The Layman's Breviary.
From the German of Leopold Shefer.
By C. T. Brooks.
Boston: Roberts Brothers. 1868.

Whatever may be the merit of the original German, certain it is, this English version flows like a free rivulet. Mr. Brooks is singularly happy in his versification. It might, however, just as well have been entitled by the author, the "Priest's Breviary" as the "Layman's Breviary," for it is quite plain he thinks both of those terms convertible. We search in vain for any trace of faith in the supernatural, and, considering the beauty of the sentiments, are sorry to find it wanting. The lack of it jars upon our Catholic nerves from the beginning of its perusal to its ending.


The Young Fur Traders, A Tale Of The Far North;
The Coral Island, A Tale Of The Pacific;
Ungava, A Tale Of Esquimaux Land;
Morgan Rattler; or,
A Boy's Adventures in the Forests of Brazil.
By R. M. Ballantyne. New York: Thomas Nelson & Sons.

In these "books for boys" amusement and instruction are admirably combined, the adventures met with being varied and thrilling, while the local descriptions embody so thoroughly the natural features of the regions visited, the productions, atmospheric phenomena, etc., as to render them not unworthy the perusal of children of a larger growth; they are also well got up; good paper, neat binding, numerous illustrations.

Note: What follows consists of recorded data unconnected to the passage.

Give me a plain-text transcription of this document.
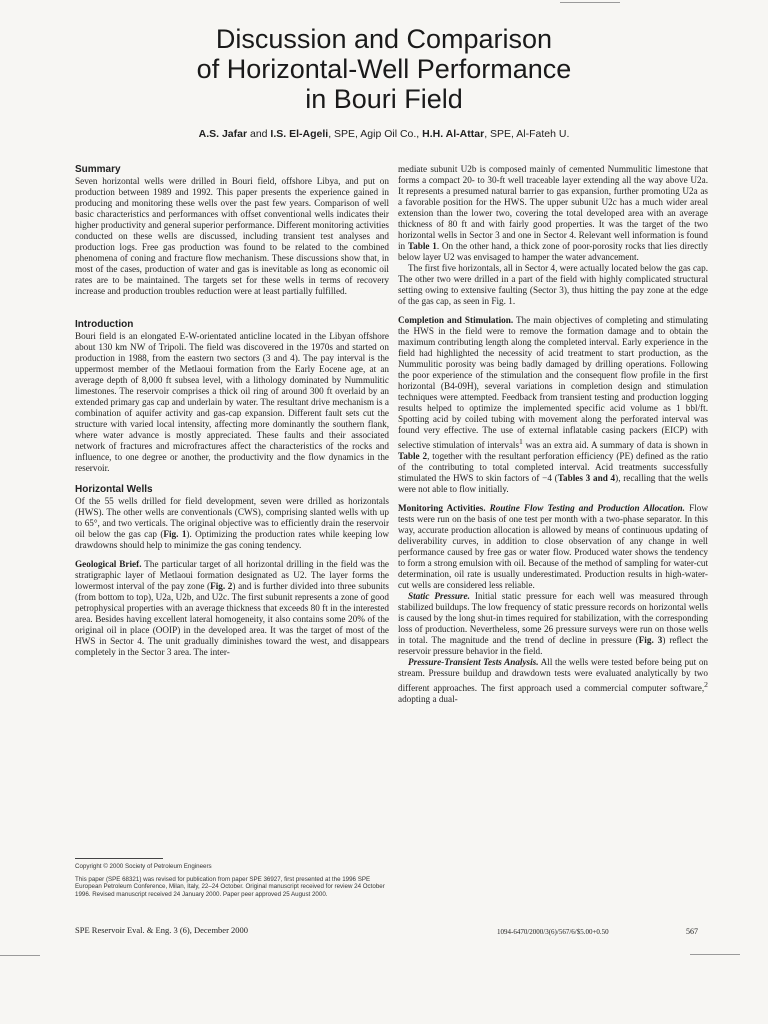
Discussion and Comparison
of Horizontal-Well Performance
in Bouri Field
A.S. Jafar and I.S. El-Ageli, SPE, Agip Oil Co., H.H. Al-Attar, SPE, Al-Fateh U.
Summary

Seven horizontal wells were drilled in Bouri field, offshore Libya, and put on production between 1989 and 1992. This paper presents the experience gained in producing and monitoring these wells over the past few years. Comparison of well basic characteristics and performances with offset conventional wells indicates their higher productivity and general superior performance. Different monitoring activities conducted on these wells are discussed, including transient test analyses and production logs. Free gas production was found to be related to the combined phenomena of coning and fracture flow mechanism. These discussions show that, in most of the cases, production of water and gas is inevitable as long as economic oil rates are to be maintained. The targets set for these wells in terms of recovery increase and production troubles reduction were at least partially fulfilled.

Introduction

Bouri field is an elongated E-W-orientated anticline located in the Libyan offshore about 130 km NW of Tripoli. The field was discovered in the 1970s and started on production in 1988, from the eastern two sectors (3 and 4). The pay interval is the uppermost member of the Metlaoui formation from the Early Eocene age, at an average depth of 8,000 ft subsea level, with a lithology dominated by Nummulitic limestones. The reservoir comprises a thick oil ring of around 300 ft overlaid by an extended primary gas cap and underlain by water. The resultant drive mechanism is a combination of aquifer activity and gas-cap expansion. Different fault sets cut the structure with varied local intensity, affecting more dominantly the southern flank, where water advance is mostly appreciated. These faults and their associated network of fractures and microfractures affect the characteristics of the rocks and influence, to one degree or another, the productivity and the flow dynamics in the reservoir.

Horizontal Wells

Of the 55 wells drilled for field development, seven were drilled as horizontals (HWS). The other wells are conventionals (CWS), comprising slanted wells with up to 65°, and two verticals. The original objective was to efficiently drain the reservoir oil below the gas cap (Fig. 1). Optimizing the production rates while keeping low drawdowns should help to minimize the gas coning tendency.

Geological Brief. The particular target of all horizontal drilling in the field was the stratigraphic layer of Metlaoui formation designated as U2. The layer forms the lowermost interval of the pay zone (Fig. 2) and is further divided into three subunits (from bottom to top), U2a, U2b, and U2c. The first subunit represents a zone of good petrophysical properties with an average thickness that exceeds 80 ft in the interested area. Besides having excellent lateral homogeneity, it also contains some 20% of the original oil in place (OOIP) in the developed area. It was the target of most of the HWS in Sector 4. The unit gradually diminishes toward the west, and disappears completely in the Sector 3 area. The inter-

mediate subunit U2b is composed mainly of cemented Nummulitic limestone that forms a compact 20- to 30-ft well traceable layer extending all the way above U2a. It represents a presumed natural barrier to gas expansion, further promoting U2a as a favorable position for the HWS. The upper subunit U2c has a much wider areal extension than the lower two, covering the total developed area with an average thickness of 80 ft and with fairly good properties. It was the target of the two horizontal wells in Sector 3 and one in Sector 4. Relevant well information is found in Table 1. On the other hand, a thick zone of poor-porosity rocks that lies directly below layer U2 was envisaged to hamper the water advancement.

The first five horizontals, all in Sector 4, were actually located below the gas cap. The other two were drilled in a part of the field with highly complicated structural setting owing to extensive faulting (Sector 3), thus hitting the pay zone at the edge of the gas cap, as seen in Fig. 1.

Completion and Stimulation. The main objectives of completing and stimulating the HWS in the field were to remove the formation damage and to obtain the maximum contributing length along the completed interval. Early experience in the field had highlighted the necessity of acid treatment to start production, as the Nummulitic porosity was being badly damaged by drilling operations. Following the poor experience of the stimulation and the consequent flow profile in the first horizontal (B4-09H), several variations in completion design and stimulation techniques were attempted. Feedback from transient testing and production logging results helped to optimize the implemented specific acid volume as 1 bbl/ft. Spotting acid by coiled tubing with movement along the perforated interval was found very effective. The use of external inflatable casing packers (EICP) with selective stimulation of intervals$^1$ was an extra aid. A summary of data is shown in Table 2, together with the resultant perforation efficiency (PE) defined as the ratio of the contributing to total completed interval. Acid treatments successfully stimulated the HWS to skin factors of −4 (Tables 3 and 4), recalling that the wells were not able to flow initially.

Monitoring Activities. Routine Flow Testing and Production Allocation. Flow tests were run on the basis of one test per month with a two-phase separator. In this way, accurate production allocation is allowed by means of continuous updating of deliverability curves, in addition to close observation of any change in well performance caused by free gas or water flow. Produced water shows the tendency to form a strong emulsion with oil. Because of the method of sampling for water-cut determination, oil rate is usually underestimated. Production results in high-water-cut wells are considered less reliable.

Static Pressure. Initial static pressure for each well was measured through stabilized buildups. The low frequency of static pressure records on horizontal wells is caused by the long shut-in times required for stabilization, with the corresponding loss of production. Nevertheless, some 26 pressure surveys were run on those wells in total. The magnitude and the trend of decline in pressure (Fig. 3) reflect the reservoir pressure behavior in the field.

Pressure-Transient Tests Analysis. All the wells were tested before being put on stream. Pressure buildup and drawdown tests were evaluated analytically by two different approaches. The first approach used a commercial computer software,$^2$ adopting a dual-

Copyright © 2000 Society of Petroleum Engineers

This paper (SPE 68321) was revised for publication from paper SPE 36927, first presented at the 1996 SPE European Petroleum Conference, Milan, Italy, 22–24 October. Original manuscript received for review 24 October 1996. Revised manuscript received 24 January 2000. Paper peer approved 25 August 2000.

SPE Reservoir Eval. & Eng. 3 (6), December 2000	1094-6470/2000/3(6)/567/6/$5.00+0.50	567
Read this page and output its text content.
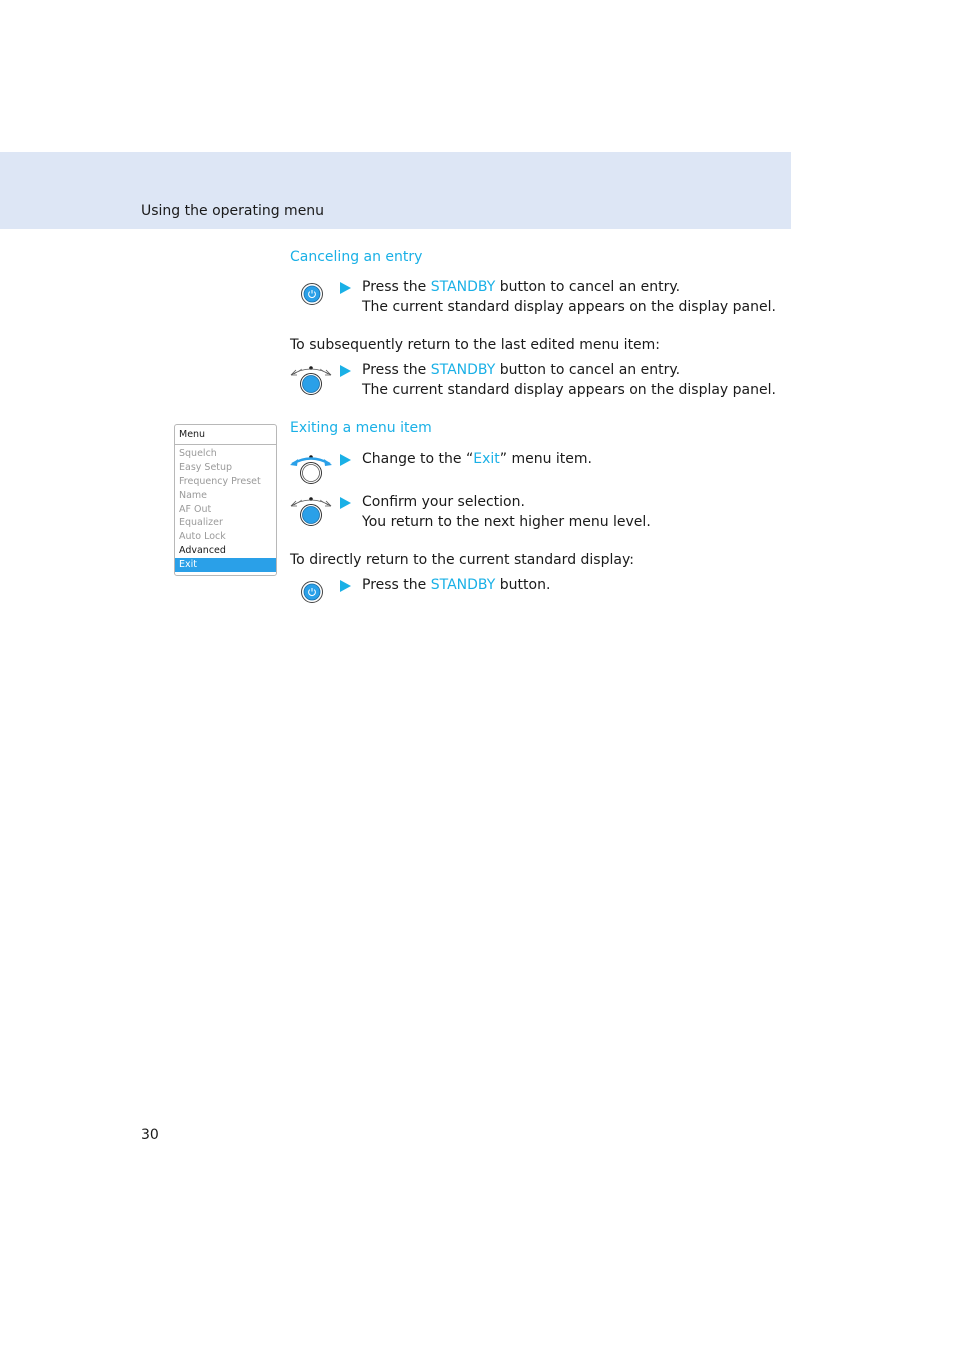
Using the operating menu
Canceling an entry
Press the STANDBY button to cancel an entry.
The current standard display appears on the display panel.
To subsequently return to the last edited menu item:
Press the STANDBY button to cancel an entry.
The current standard display appears on the display panel.
Menu
Squelch
Easy Setup
Frequency Preset
Name
AF Out
Equalizer
Auto Lock
Advanced
Exit
Exiting a menu item
Change to the “Exit” menu item.
Confirm your selection.
You return to the next higher menu level.
To directly return to the current standard display:
Press the STANDBY button.
30
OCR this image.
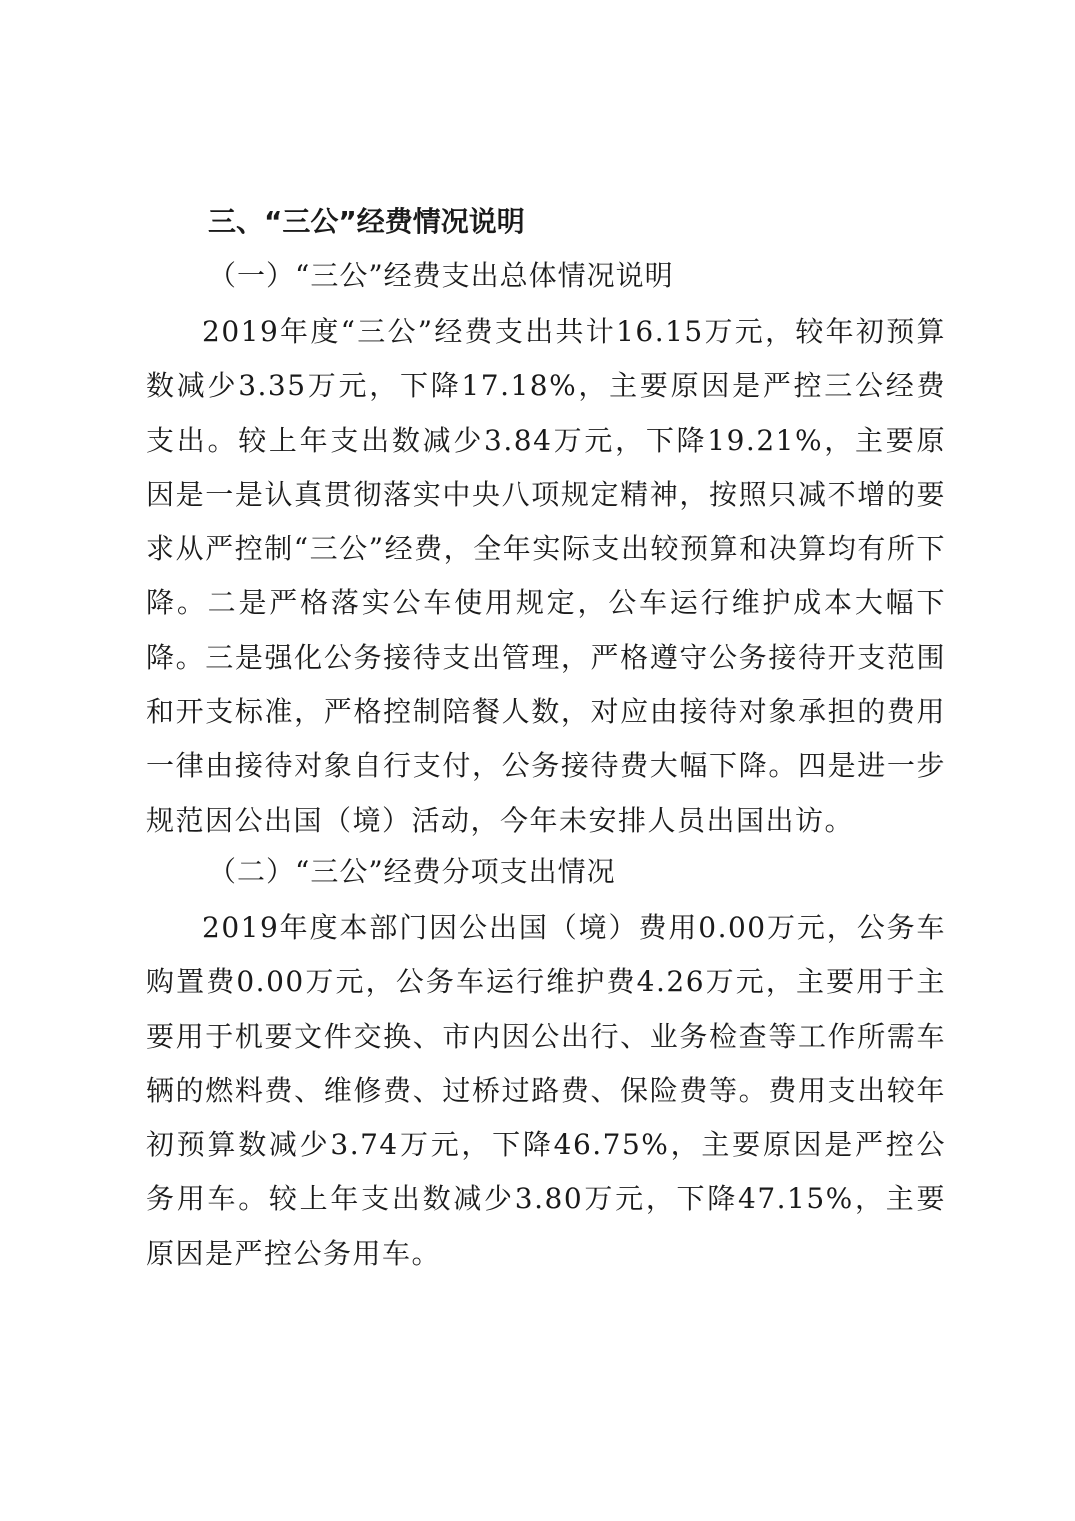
三、“三公”经费情况说明
（一）“三公”经费支出总体情况说明
2019年度“三公”经费支出共计16.15万元，较年初预算数减少3.35万元，下降17.18%，主要原因是严控三公经费支出。较上年支出数减少3.84万元，下降19.21%，主要原因是一是认真贯彻落实中央八项规定精神，按照只减不增的要求从严控制“三公”经费，全年实际支出较预算和决算均有所下降。二是严格落实公车使用规定，公车运行维护成本大幅下降。三是强化公务接待支出管理，严格遵守公务接待开支范围和开支标准，严格控制陪餐人数，对应由接待对象承担的费用一律由接待对象自行支付，公务接待费大幅下降。四是进一步规范因公出国（境）活动，今年未安排人员出国出访。
（二）“三公”经费分项支出情况
2019年度本部门因公出国（境）费用0.00万元，公务车购置费0.00万元，公务车运行维护费4.26万元，主要用于主要用于机要文件交换、市内因公出行、业务检查等工作所需车辆的燃料费、维修费、过桥过路费、保险费等。费用支出较年初预算数减少3.74万元，下降46.75%，主要原因是严控公务用车。较上年支出数减少3.80万元，下降47.15%，主要原因是严控公务用车。
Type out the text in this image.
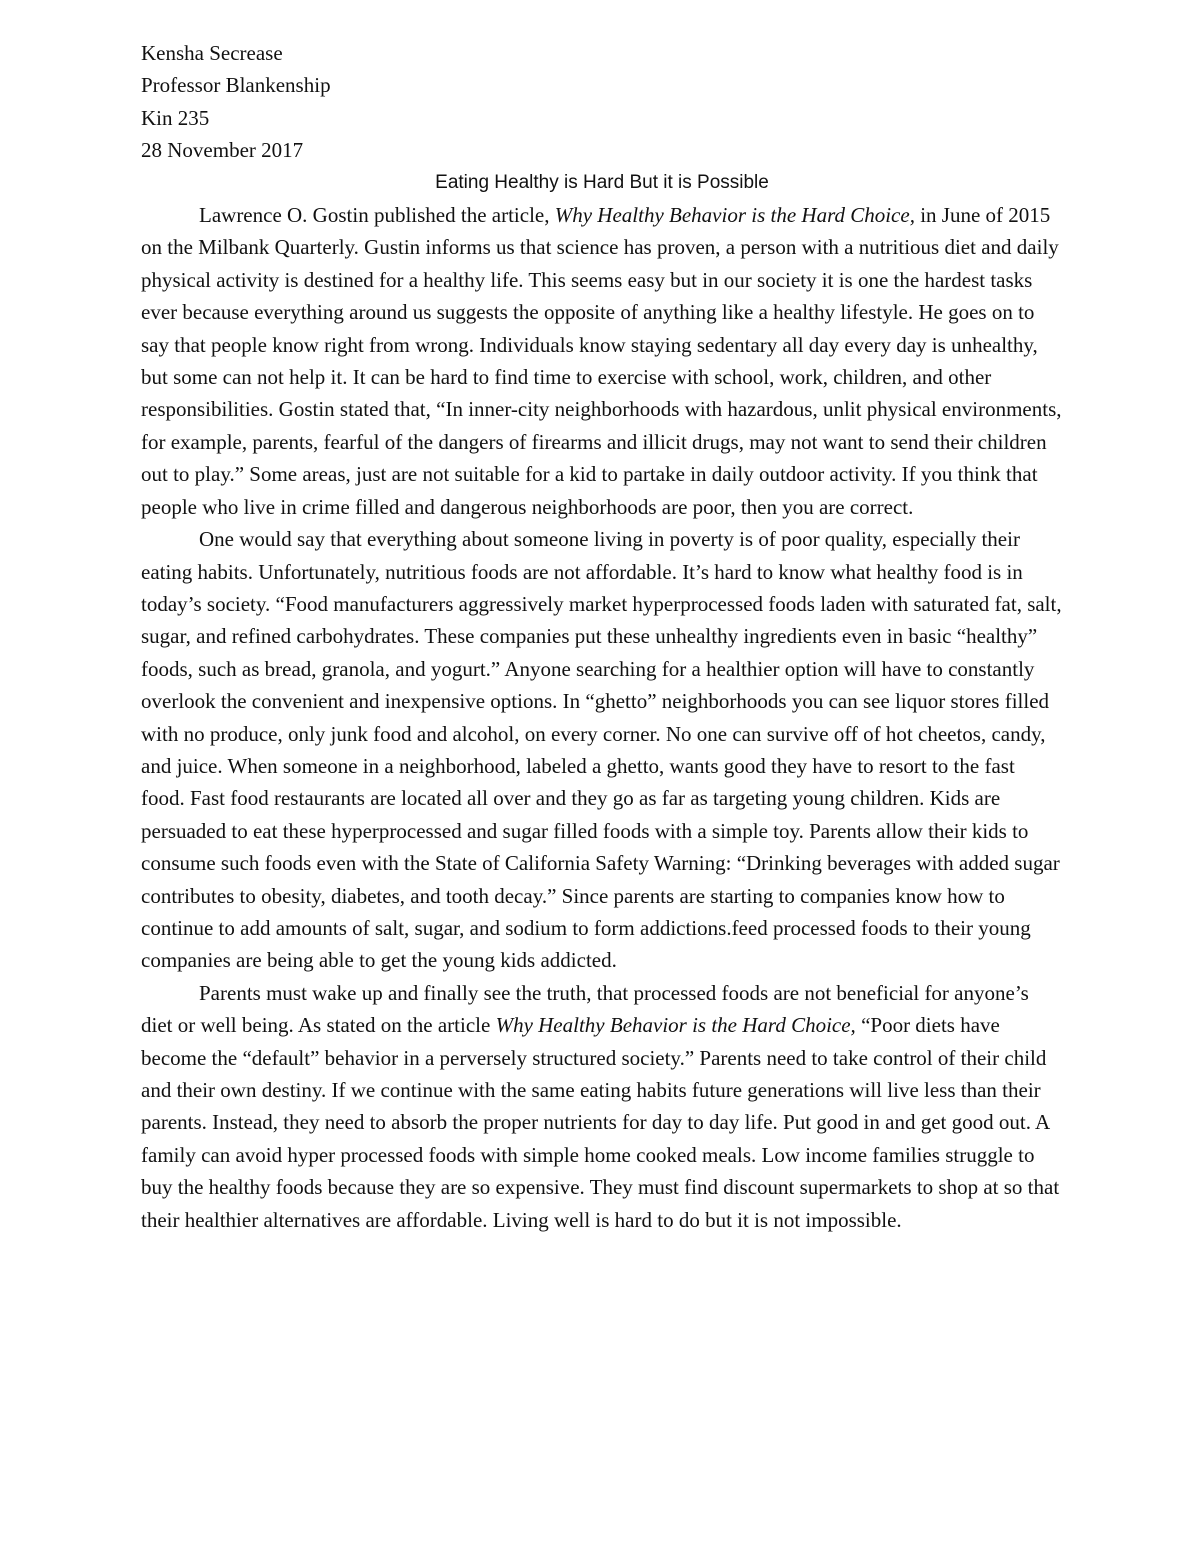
Kensha Secrease

Professor Blankenship

Kin 235

28 November 2017

Eating Healthy is Hard But it is Possible

Lawrence O. Gostin published the article, Why Healthy Behavior is the Hard Choice, in June of 2015 on the Milbank Quarterly. Gustin informs us that science has proven, a person with a nutritious diet and daily physical activity is destined for a healthy life. This seems easy but in our society it is one the hardest tasks ever because everything around us suggests the opposite of anything like a healthy lifestyle. He goes on to say that people know right from wrong. Individuals know staying sedentary all day every day is unhealthy, but some can not help it. It can be hard to find time to exercise with school, work, children, and other responsibilities. Gostin stated that, “In inner-city neighborhoods with hazardous, unlit physical environments, for example, parents, fearful of the dangers of firearms and illicit drugs, may not want to send their children out to play.” Some areas, just are not suitable for a kid to partake in daily outdoor activity. If you think that people who live in crime filled and dangerous neighborhoods are poor, then you are correct.

One would say that everything about someone living in poverty is of poor quality, especially their eating habits. Unfortunately, nutritious foods are not affordable. It’s hard to know what healthy food is in today’s society. “Food manufacturers aggressively market hyperprocessed foods laden with saturated fat, salt, sugar, and refined carbohydrates. These companies put these unhealthy ingredients even in basic “healthy” foods, such as bread, granola, and yogurt.” Anyone searching for a healthier option will have to constantly overlook the convenient and inexpensive options. In “ghetto” neighborhoods you can see liquor stores filled with no produce, only junk food and alcohol, on every corner. No one can survive off of hot cheetos, candy, and juice. When someone in a neighborhood, labeled a ghetto, wants good they have to resort to the fast food. Fast food restaurants are located all over and they go as far as targeting young children. Kids are persuaded to eat these hyperprocessed and sugar filled foods with a simple toy. Parents allow their kids to consume such foods even with the State of California Safety Warning: “Drinking beverages with added sugar contributes to obesity, diabetes, and tooth decay.” Since parents are starting to companies know how to continue to add amounts of salt, sugar, and sodium to form addictions.feed processed foods to their young companies are being able to get the young kids addicted.

Parents must wake up and finally see the truth, that processed foods are not beneficial for anyone’s diet or well being. As stated on the article Why Healthy Behavior is the Hard Choice, “Poor diets have become the “default” behavior in a perversely structured society.” Parents need to take control of their child and their own destiny. If we continue with the same eating habits future generations will live less than their parents. Instead, they need to absorb the proper nutrients for day to day life. Put good in and get good out. A family can avoid hyper processed foods with simple home cooked meals. Low income families struggle to buy the healthy foods because they are so expensive. They must find discount supermarkets to shop at so that their healthier alternatives are affordable. Living well is hard to do but it is not impossible.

Where so much is praiseworthy, we are sorry their universal diffusion should be so seriously impeded, or rather utterly destroyed, by a most wanton display of sectarian rancor. In the Young Fur Traders, for instance, we meet with the following definitions, certainly not according to Webster: "Papist, a man who has sold his liberty in religious matters to the pope;" "Protestant, one who protests against such an ineffably silly and unmanly state of slavery." And in Morgan Rattler, a virulent attack on the Brazilian clergy, who, we are told, "totally neglected their religious duties; were no better than miscreants in disguise, teaching the people vice instead of virtue a—curse not a blessing to the land," etc.

We regret this pitiful outpouring the more that, as books of adventures for boys, they are otherwise all that could be desired.